I no longer feel the need to hold myself together. I am just training my gaze.
13
Something had been unfrozen through fucking. It felt like a trick, the way parts of me were coming back to life. The raw, jellied pink, the uncooked meat at the centre of things. By the time I returned to the asylum, my arms imprinted with the strap of my bag, I suspected I’d got a UTI. Mira had just left a date and called to tell me about it while I tried to pee unsuccessfully.
He’s an angry man. We went for dinner and he broke a plate. Stabbed his steak knife into it ranting about Eurocrats and must have hit a weak spot. It went all over the restaurant. But it was the end of the date, at least. The other one I’m on my way to now. He’s an alcoholic, I think. When we had sex last time I could smell it, in his skin. How was your reunion thing?

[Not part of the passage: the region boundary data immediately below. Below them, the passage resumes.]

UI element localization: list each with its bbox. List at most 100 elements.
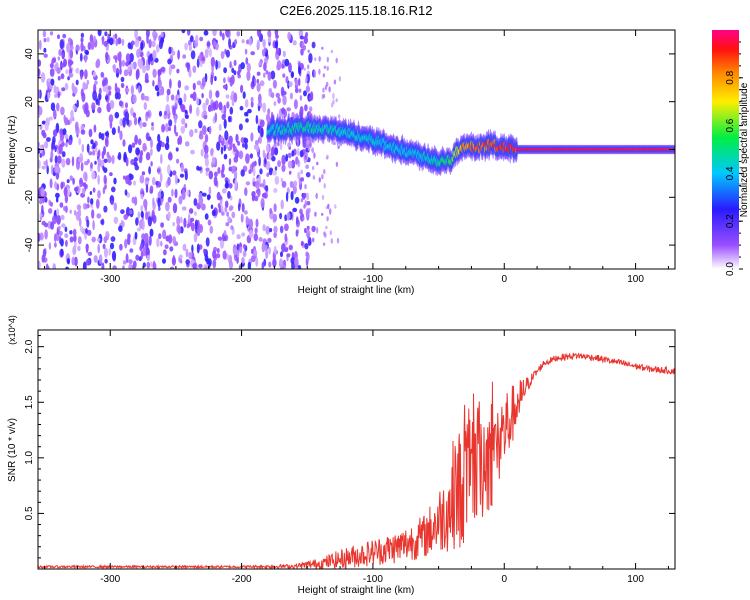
noise-speckle: [49, 178, 53, 189]
noise-speckle: [41, 120, 46, 125]
noise-speckle: [81, 188, 86, 195]
noise-speckle: [250, 96, 254, 103]
noise-speckle: [51, 164, 54, 175]
noise-speckle: [254, 140, 259, 146]
noise-speckle: [297, 264, 302, 269]
noise-speckle: [236, 234, 241, 240]
noise-speckle: [191, 244, 194, 253]
noise-speckle: [156, 91, 160, 97]
noise-speckle: [246, 70, 251, 81]
noise-speckle: [255, 189, 261, 194]
noise-speckle: [220, 169, 224, 176]
colorbar-tick-label: 0.2: [725, 214, 736, 228]
noise-speckle: [233, 70, 237, 76]
noise-speckle: [324, 232, 327, 238]
noise-speckle: [255, 218, 259, 228]
noise-speckle: [202, 125, 207, 136]
noise-speckle: [144, 72, 149, 83]
noise-speckle: [262, 102, 267, 113]
noise-speckle: [70, 109, 74, 120]
noise-speckle: [187, 30, 191, 36]
noise-speckle: [228, 38, 232, 48]
noise-speckle: [183, 93, 187, 103]
noise-speckle: [193, 198, 198, 207]
noise-speckle: [330, 49, 334, 54]
noise-speckle: [220, 51, 225, 59]
noise-speckle: [130, 85, 135, 95]
noise-speckle: [111, 154, 115, 165]
noise-speckle: [212, 30, 217, 37]
noise-speckle: [237, 141, 241, 146]
noise-speckle: [295, 229, 299, 237]
noise-speckle: [291, 150, 295, 157]
noise-speckle: [228, 254, 233, 265]
noise-speckle: [135, 217, 139, 226]
noise-speckle: [170, 64, 176, 70]
noise-speckle: [177, 49, 181, 60]
noise-speckle: [55, 62, 59, 69]
noise-speckle: [97, 157, 102, 167]
y-tick-label: 0: [24, 146, 35, 152]
noise-speckle: [160, 190, 164, 199]
noise-speckle: [111, 250, 117, 261]
noise-speckle: [150, 148, 153, 156]
noise-speckle: [141, 233, 146, 240]
noise-speckle: [306, 201, 311, 206]
noise-speckle: [165, 201, 170, 212]
noise-speckle: [324, 84, 328, 91]
noise-speckle: [321, 212, 324, 216]
noise-speckle: [147, 216, 153, 227]
noise-speckle: [196, 106, 200, 117]
noise-speckle: [263, 62, 267, 72]
noise-speckle: [273, 188, 278, 193]
noise-speckle: [56, 214, 61, 225]
noise-speckle: [125, 175, 130, 185]
noise-speckle: [103, 205, 108, 213]
noise-speckle: [51, 58, 54, 68]
noise-speckle: [136, 68, 140, 79]
noise-speckle: [168, 66, 172, 76]
noise-speckle: [254, 227, 258, 234]
noise-speckle: [257, 105, 261, 112]
noise-speckle: [250, 51, 255, 56]
noise-speckle: [228, 158, 232, 166]
noise-speckle: [270, 70, 276, 80]
noise-speckle: [333, 141, 336, 146]
colorbar-axis: 0.0 0.2 0.4 0.6 0.8: [725, 41, 743, 276]
noise-speckle: [119, 130, 123, 141]
noise-speckle: [223, 67, 228, 74]
noise-speckle: [333, 79, 337, 85]
noise-speckle: [87, 251, 93, 256]
noise-speckle: [269, 228, 273, 233]
noise-speckle: [240, 84, 244, 94]
noise-speckle: [223, 145, 226, 152]
noise-speckle: [67, 76, 70, 81]
noise-speckle: [321, 174, 324, 180]
noise-speckle: [190, 50, 196, 60]
noise-speckle: [210, 56, 216, 68]
noise-speckle: [224, 200, 229, 208]
noise-speckle: [206, 194, 211, 201]
noise-speckle: [80, 70, 83, 81]
noise-speckle: [38, 39, 42, 51]
noise-speckle: [157, 191, 162, 200]
noise-speckle: [216, 141, 221, 151]
noise-speckle: [308, 146, 311, 152]
noise-speckle: [111, 186, 116, 193]
noise-speckle: [172, 203, 178, 214]
noise-speckle: [182, 54, 187, 59]
noise-speckle: [138, 59, 144, 70]
noise-speckle: [160, 66, 166, 73]
noise-speckle: [127, 42, 132, 49]
noise-speckle: [130, 40, 135, 46]
noise-speckle: [277, 96, 281, 104]
noise-speckle: [202, 110, 207, 116]
noise-speckle: [240, 213, 244, 223]
noise-speckle: [152, 214, 157, 224]
noise-speckle: [43, 47, 47, 53]
noise-speckle: [306, 225, 310, 231]
noise-speckle: [204, 144, 209, 154]
noise-speckle: [104, 31, 108, 37]
noise-speckle: [43, 37, 47, 43]
noise-speckle: [217, 60, 221, 69]
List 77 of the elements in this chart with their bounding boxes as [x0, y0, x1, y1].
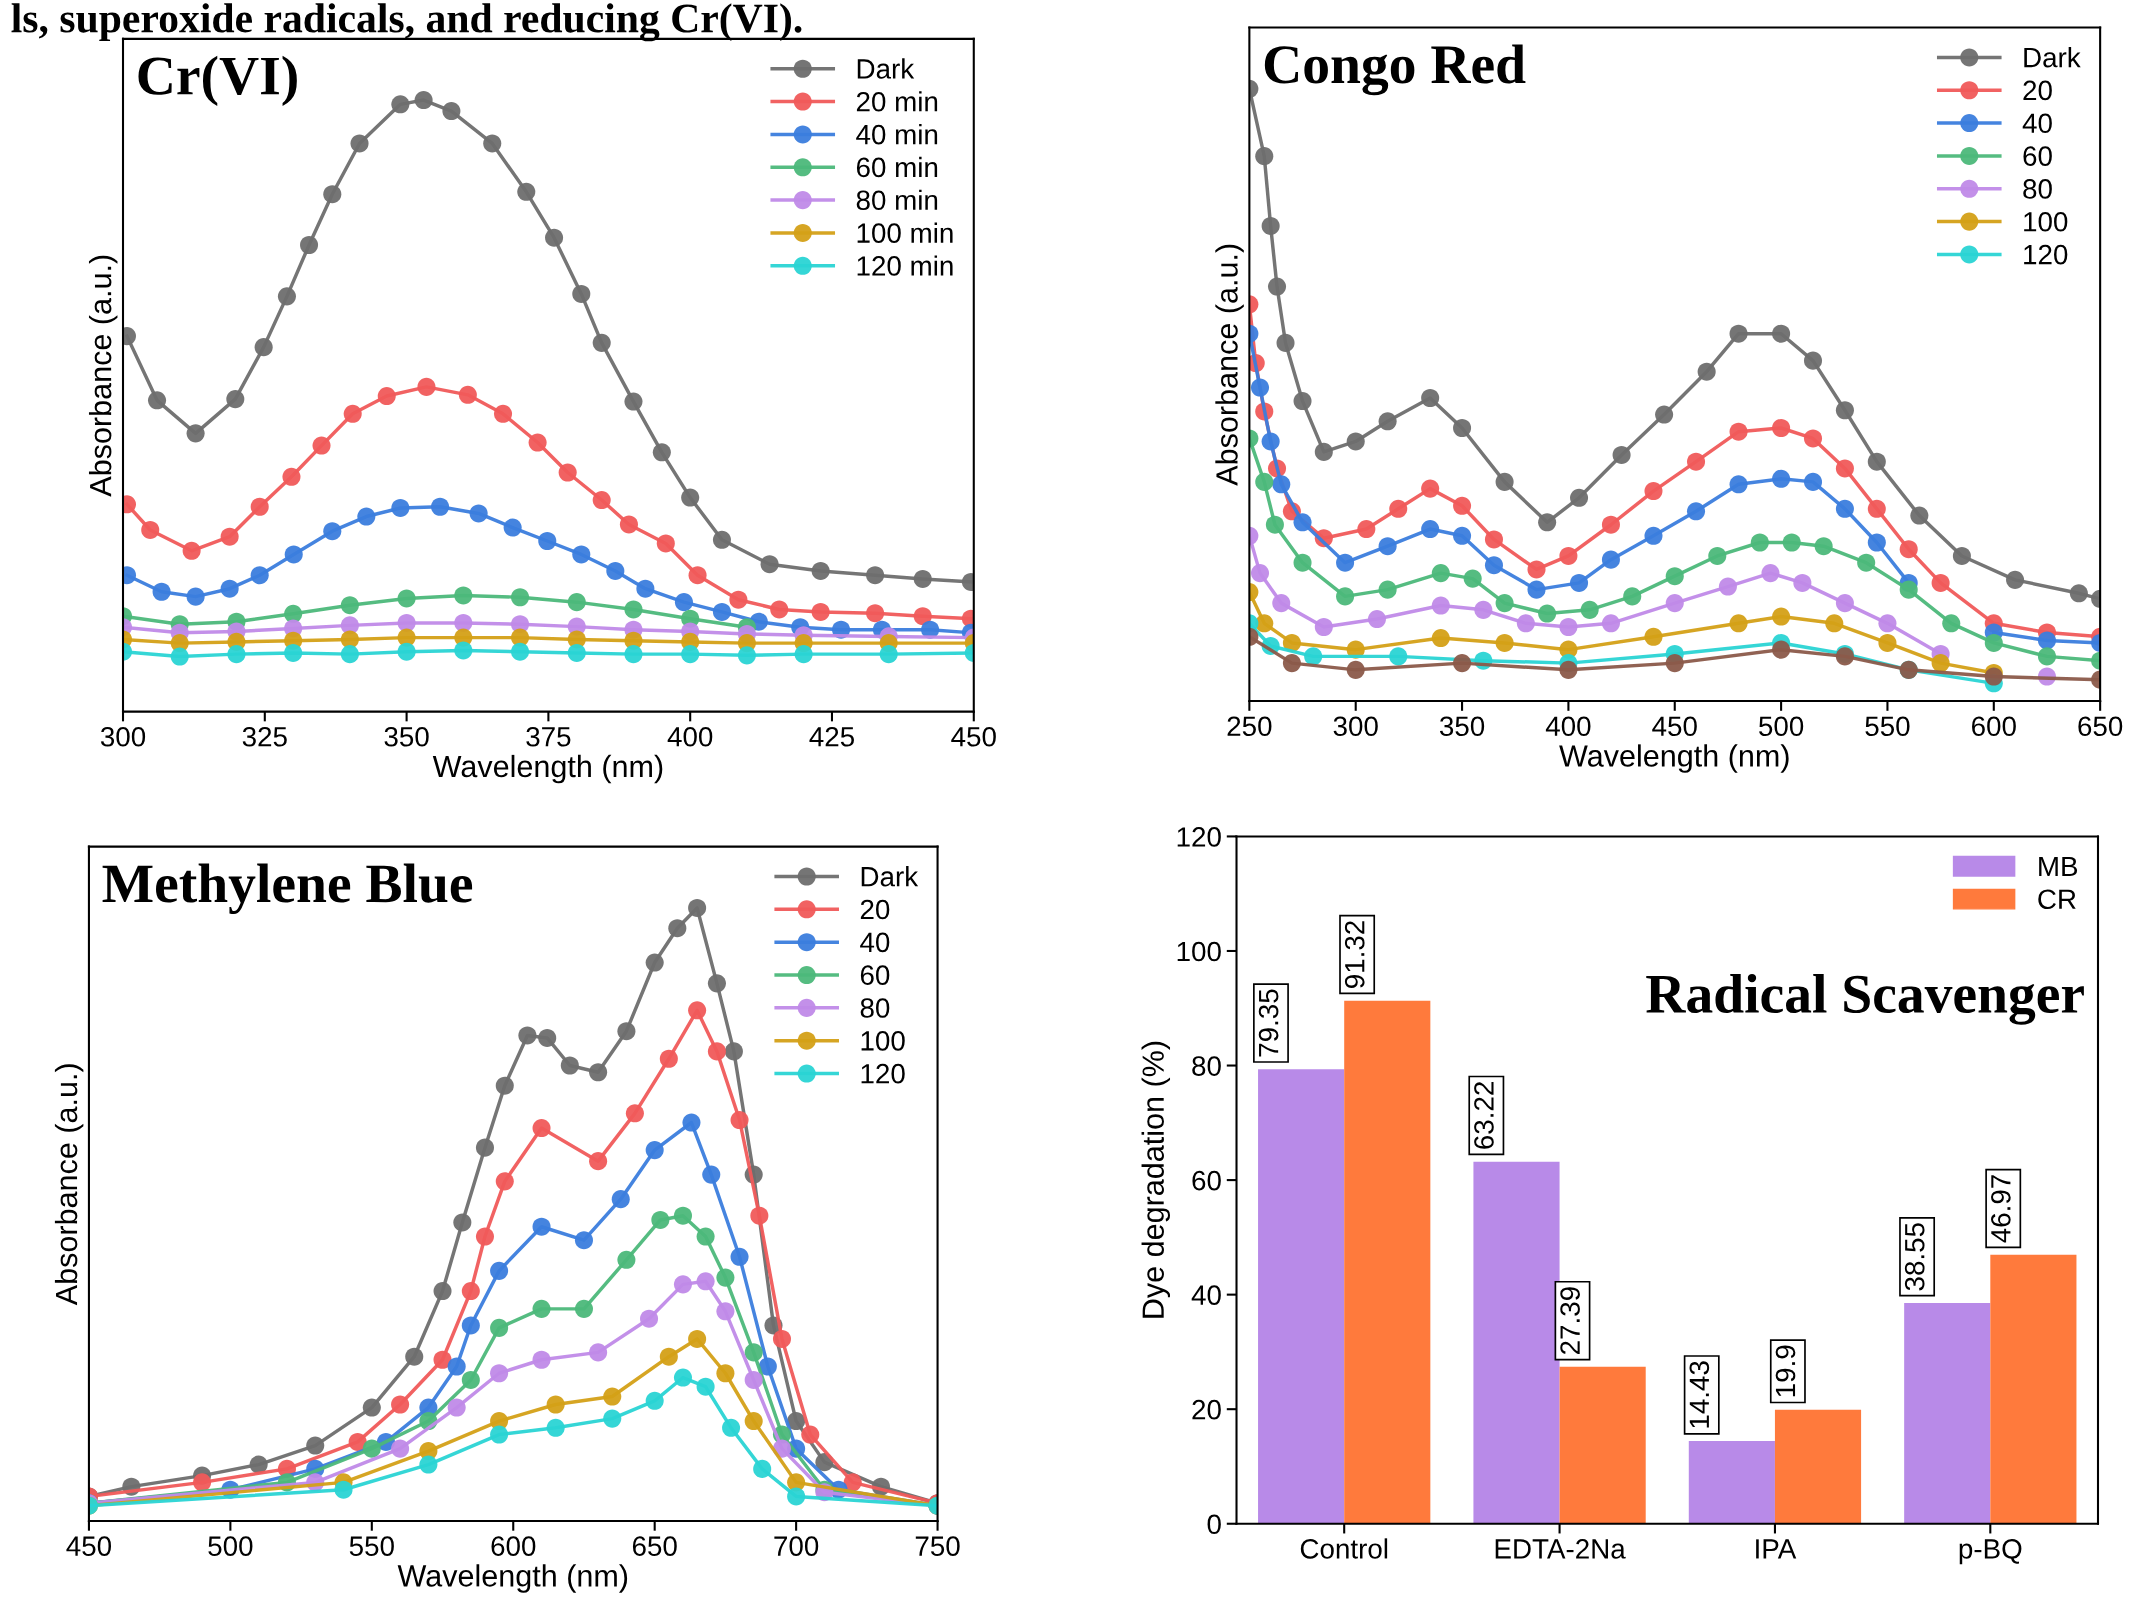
chart-title: Congo Red [1264, 44, 1526, 96]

I could see myself in the bathroom mirror as I laughed. My eyes were all pupil. I am saying I but it feels like we. That will sound like I have delusions of grandeur, yet there is someone else now, inside me. I has dissolved. It comes and goes. It’s like I’m learning a new language.
*
The next morning Mira was still not back. Her phone went straight to voicemail. I could see she was not reading my messages. I tried to push paranoid thoughts from my mind but decided not to leave the flat until she returned to it. I could barricade myself in if necessary.